Comme il l’a expliqué à Radio France en février dernier, le travail de modération sur les réseaux sociaux est «incroyablement» difficile: «La première chose à comprendre est que lorsque vous gérez du contenu en ligne, généré par les utilisateurs, qui n’est absolument pas contrôlé et qui peut venir de n’importe où, vous vous rendez compte que vous avez affaire à des contenus extrêmement choquants. Et parfois, cela se passe en direct! Ces contenus sont si choquants qu’ils peuvent entraîner des symptômes de stress post-traumatique. Par exemple, la première vidéo que j’ai dû modérer était celle d’une décapitation. Vous imaginez! Puis après, il y avait le son à écouter… Et vous vous retrouvez à faire un travail qui potentiellement va vous faire souffrir toute votre vie.»

Actions en justice

Atteint aujourd’hui de stress post-traumatique, de dépression et d’anxiété due à son travail et à la négligence de son employeur, Daniel Motaung est toujours actif pour la défense de ses anciens collègues. Il est à l’initiative de plusieurs plaintes déposées contre Meta et Sama à Nairobi. L’une, au printemps 2022, les accusant d’exploitation, d’entrave syndicale et de vol de salaire, l’autre, en décembre 2022, sur les liens entre l’exploitation des producteurs de contenus et les dommages causés dans la vie réelle, notamment lors de la guerre en Ethiopie, explique le Réseau syndical international de solidarité et de luttes dans un communiqué.

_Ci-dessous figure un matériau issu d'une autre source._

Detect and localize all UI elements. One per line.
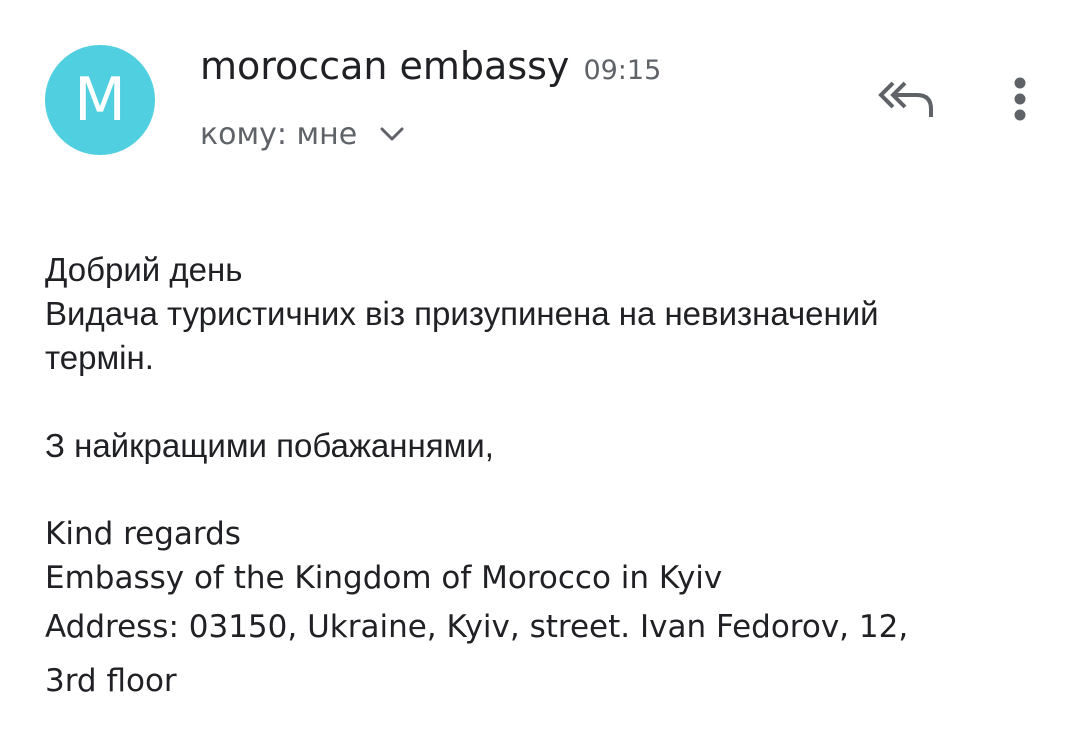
sender-avatar[interactable]: M [45,45,155,155]
closing-ua-text: З найкращими побажаннями, [45,427,494,464]
message-line: термін. [45,339,154,376]
signature-address: Address: 03150, Ukraine, Kyiv, street. I… [45,609,909,645]
reply-all-icon [875,77,935,125]
message-body: Добрий день Видача туристичних віз призу… [45,248,1045,708]
closing-en-text: Kind regards [45,516,241,552]
chevron-down-icon[interactable] [379,121,405,147]
reply-all-button[interactable] [872,74,938,128]
email-header: M moroccan embassy 09:15 кому: мне [0,0,1080,200]
more-vert-icon [1013,76,1027,126]
recipient-label: кому: мне [200,116,358,152]
signature-address-floor: 3rd floor [45,663,177,699]
message-time: 09:15 [583,55,662,86]
sender-line: moroccan embassy 09:15 [200,44,661,94]
greeting-text: Добрий день [45,251,243,288]
more-options-button[interactable] [996,74,1044,128]
sender-name[interactable]: moroccan embassy [200,44,569,88]
message-line: Видача туристичних віз призупинена на не… [45,295,879,332]
recipient-details-toggle[interactable]: кому: мне [200,112,405,156]
signature-org: Embassy of the Kingdom of Morocco in Kyi… [45,560,723,596]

Selon ce réseau, les actions en justice ont semé les germes de la création du nouveau syndicat. Mais elles ont aussi été la cause de représailles par Meta et ses sous-traitants qui ont annoncé, en début d’année, le licenciement des quelque 260 modérateurs de Facebook à Nairobi. Licenciement bloqué par la justice après le dépôt d’une autre plainte de 184 travailleurs estimant qu’il s’agissait d’une mesure d’intimidation et de casse syndicale.

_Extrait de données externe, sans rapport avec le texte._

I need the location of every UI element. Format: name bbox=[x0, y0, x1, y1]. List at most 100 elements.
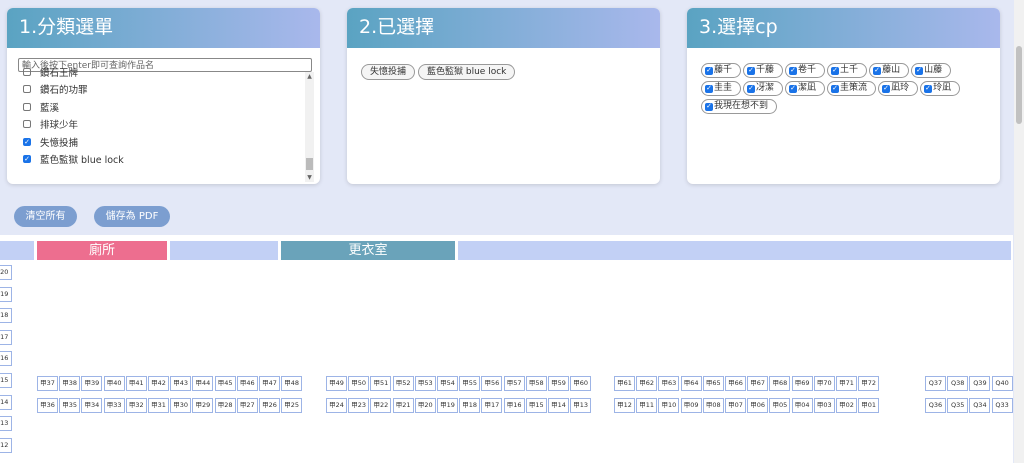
seat[interactable]: 甲67 bbox=[747, 376, 769, 391]
clear-all-button[interactable]: 清空所有 bbox=[14, 206, 77, 227]
seat[interactable]: 甲06 bbox=[747, 398, 769, 413]
category-item[interactable]: 鑽石的功罪 bbox=[18, 81, 316, 99]
seat[interactable]: 甲38 bbox=[59, 376, 81, 391]
checkbox[interactable]: ✓ bbox=[831, 84, 840, 93]
seat[interactable]: 甲62 bbox=[636, 376, 658, 391]
seat[interactable]: 甲14 bbox=[548, 398, 569, 413]
seat[interactable]: 甲33 bbox=[103, 398, 125, 413]
seat[interactable]: 甲18 bbox=[459, 398, 481, 413]
seat[interactable]: 甲24 bbox=[326, 398, 347, 413]
cp-option[interactable]: ✓ 千藤 bbox=[743, 63, 784, 78]
category-item[interactable]: ✓ 藍色監獄 blue lock bbox=[18, 151, 316, 169]
seat[interactable]: 甲15 bbox=[0, 373, 12, 388]
seat[interactable]: 甲23 bbox=[348, 398, 370, 413]
seat[interactable]: Q39 bbox=[969, 376, 991, 391]
seat[interactable]: 甲71 bbox=[836, 376, 857, 391]
checkbox[interactable] bbox=[23, 85, 31, 94]
seat[interactable]: 甲04 bbox=[791, 398, 813, 413]
seat[interactable]: 甲45 bbox=[214, 376, 236, 391]
seat[interactable]: 甲44 bbox=[192, 376, 214, 391]
seat[interactable]: 甲17 bbox=[481, 398, 503, 413]
seat[interactable]: Q40 bbox=[991, 376, 1013, 391]
seat[interactable]: Q35 bbox=[947, 398, 969, 413]
seat[interactable]: 甲48 bbox=[281, 376, 303, 391]
seat[interactable]: Q38 bbox=[947, 376, 969, 391]
selected-chip[interactable]: 藍色監獄 blue lock bbox=[418, 64, 516, 80]
cp-option[interactable]: ✓ 土千 bbox=[827, 63, 868, 78]
page-scroll-thumb[interactable] bbox=[1016, 46, 1022, 124]
seat[interactable]: 甲43 bbox=[170, 376, 192, 391]
cp-option[interactable]: ✓ 圭圭 bbox=[701, 81, 742, 96]
seat[interactable]: Q34 bbox=[969, 398, 991, 413]
category-list-scrollbar[interactable]: ▲ ▼ bbox=[305, 72, 314, 182]
seat[interactable]: 甲13 bbox=[0, 416, 12, 432]
seat[interactable]: 甲65 bbox=[702, 376, 724, 391]
seat[interactable]: 甲42 bbox=[148, 376, 169, 391]
seat[interactable]: 甲37 bbox=[37, 376, 58, 391]
seat[interactable]: 甲19 bbox=[0, 286, 12, 302]
seat[interactable]: 甲39 bbox=[81, 376, 103, 391]
seat[interactable]: 甲18 bbox=[0, 308, 12, 324]
seat[interactable]: 甲28 bbox=[214, 398, 236, 413]
seat[interactable]: 甲27 bbox=[236, 398, 258, 413]
seat[interactable]: Q33 bbox=[991, 398, 1013, 413]
cp-option[interactable]: ✓ 冴潔 bbox=[743, 81, 784, 96]
cp-option[interactable]: ✓ 潔凪 bbox=[785, 81, 826, 96]
seat[interactable]: 甲61 bbox=[614, 376, 635, 391]
seat[interactable]: 甲19 bbox=[437, 398, 458, 413]
seat[interactable]: 甲60 bbox=[570, 376, 592, 391]
seat[interactable]: 甲15 bbox=[525, 398, 547, 413]
seat[interactable]: 甲32 bbox=[125, 398, 147, 413]
seat[interactable]: 甲53 bbox=[414, 376, 436, 391]
save-pdf-button[interactable]: 儲存為 PDF bbox=[94, 206, 170, 227]
checkbox[interactable]: ✓ bbox=[747, 84, 756, 93]
category-item[interactable]: 鑽石王牌 bbox=[18, 63, 316, 81]
checkbox[interactable] bbox=[23, 102, 31, 111]
seat[interactable]: 甲13 bbox=[570, 398, 592, 413]
category-item[interactable]: ✓ 失憶投捕 bbox=[18, 133, 316, 151]
cp-option[interactable]: ✓ 山藤 bbox=[911, 63, 952, 78]
checkbox[interactable]: ✓ bbox=[789, 66, 798, 75]
selected-chip[interactable]: 失憶投捕 bbox=[361, 64, 416, 80]
checkbox[interactable]: ✓ bbox=[705, 102, 713, 111]
seat[interactable]: 甲08 bbox=[702, 398, 724, 413]
page-scrollbar[interactable] bbox=[1014, 0, 1024, 463]
seat[interactable]: 甲21 bbox=[392, 398, 414, 413]
checkbox[interactable]: ✓ bbox=[789, 84, 798, 93]
seat[interactable]: 甲64 bbox=[680, 376, 702, 391]
seat[interactable]: 甲12 bbox=[614, 398, 635, 413]
seat[interactable]: 甲14 bbox=[0, 394, 12, 410]
seat[interactable]: 甲35 bbox=[59, 398, 81, 413]
seat[interactable]: 甲09 bbox=[680, 398, 702, 413]
checkbox[interactable]: ✓ bbox=[831, 66, 840, 75]
cp-option[interactable]: ✓ 圭策流 bbox=[827, 81, 877, 96]
seat[interactable]: 甲05 bbox=[769, 398, 791, 413]
scroll-up-icon[interactable]: ▲ bbox=[305, 72, 314, 81]
checkbox[interactable]: ✓ bbox=[705, 84, 713, 93]
seat[interactable]: 甲46 bbox=[236, 376, 258, 391]
seat[interactable]: 甲47 bbox=[259, 376, 280, 391]
seat[interactable]: 甲69 bbox=[791, 376, 813, 391]
seat[interactable]: 甲52 bbox=[392, 376, 414, 391]
seat[interactable]: 甲02 bbox=[836, 398, 857, 413]
seat[interactable]: 甲03 bbox=[813, 398, 835, 413]
checkbox[interactable]: ✓ bbox=[23, 155, 31, 164]
category-item[interactable]: 排球少年 bbox=[18, 116, 316, 134]
seat[interactable]: 甲55 bbox=[459, 376, 481, 391]
checkbox[interactable] bbox=[23, 120, 31, 129]
seat[interactable]: 甲68 bbox=[769, 376, 791, 391]
seat[interactable]: 甲57 bbox=[503, 376, 525, 391]
seat[interactable]: Q36 bbox=[925, 398, 946, 413]
cp-option[interactable]: ✓ 玲凪 bbox=[920, 81, 961, 96]
seat[interactable]: 甲66 bbox=[725, 376, 746, 391]
checkbox[interactable]: ✓ bbox=[747, 66, 756, 75]
seat[interactable]: 甲41 bbox=[125, 376, 147, 391]
seat[interactable]: 甲50 bbox=[348, 376, 370, 391]
seat[interactable]: 甲31 bbox=[148, 398, 169, 413]
seat[interactable]: 甲51 bbox=[370, 376, 392, 391]
seat[interactable]: 甲63 bbox=[658, 376, 680, 391]
seat[interactable]: 甲11 bbox=[636, 398, 658, 413]
scroll-down-icon[interactable]: ▼ bbox=[305, 173, 314, 182]
seat[interactable]: 甲20 bbox=[0, 265, 12, 280]
seat[interactable]: 甲16 bbox=[0, 351, 12, 367]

«Les médias sociaux n'existent pas sans nous»

Présent à la séance de constitution du syndicat le 1er Mai, Daniel Motaung, cité par le Réseau syndical, a dit son enthousiasme: «Nous n’avons jamais été aussi nombreux. Notre cause est juste, notre voie est juste, et nous l’emporterons. Je ne pourrais pas être plus fier de la décision prise aujourd’hui d’enregistrer le Syndicat des modérateurs de contenu.» Un organisateur des travailleurs et modérateur de Facebook chez Sama, Kauna Malgwi, a également dit sa satisfaction: «Nous connaissons notre valeur. Les médias sociaux n'existent pas sans nous. En nous rassemblant aujourd'hui, nous ressentons quelque chose de puissant: l'espoir. Sama et Facebook pensaient pouvoir se débarrasser de nous parce que nous nous étions exprimés, mais ils n'ont fait que renforcer notre détermination à nous battre.» Un ancien modérateur de TikTok, James Oyange, a ajouté: «Les gens devraient savoir qu'il n'y a pas que Meta. Dans chaque entreprise de médias sociaux, il y a des travailleurs qui ont été brutalisés et exploités.»

Des modérateurs de l’intelligence artificielle (IA), dont la tâche est par exemple de nourrir les machines et de veiller à ce qu’elles ne travaillent pas avec des contenus violents, étaient au rendez-vous. Richard Mathenge, ancien modérateur de ChatGPT, a salué la création du syndicat. «Pendant trop longtemps, a-t-il souligné, nous, les travailleurs qui alimentent la révolution de l'IA, avons été traités comme des êtres différents et inférieurs. Notre travail est tout aussi important et dangereux. Nous avons franchi une étape historique aujourd'hui. Le chemin est long, mais nous sommes déterminés à nous battre pour que les gens ne soient pas abusés comme nous l'avons été.»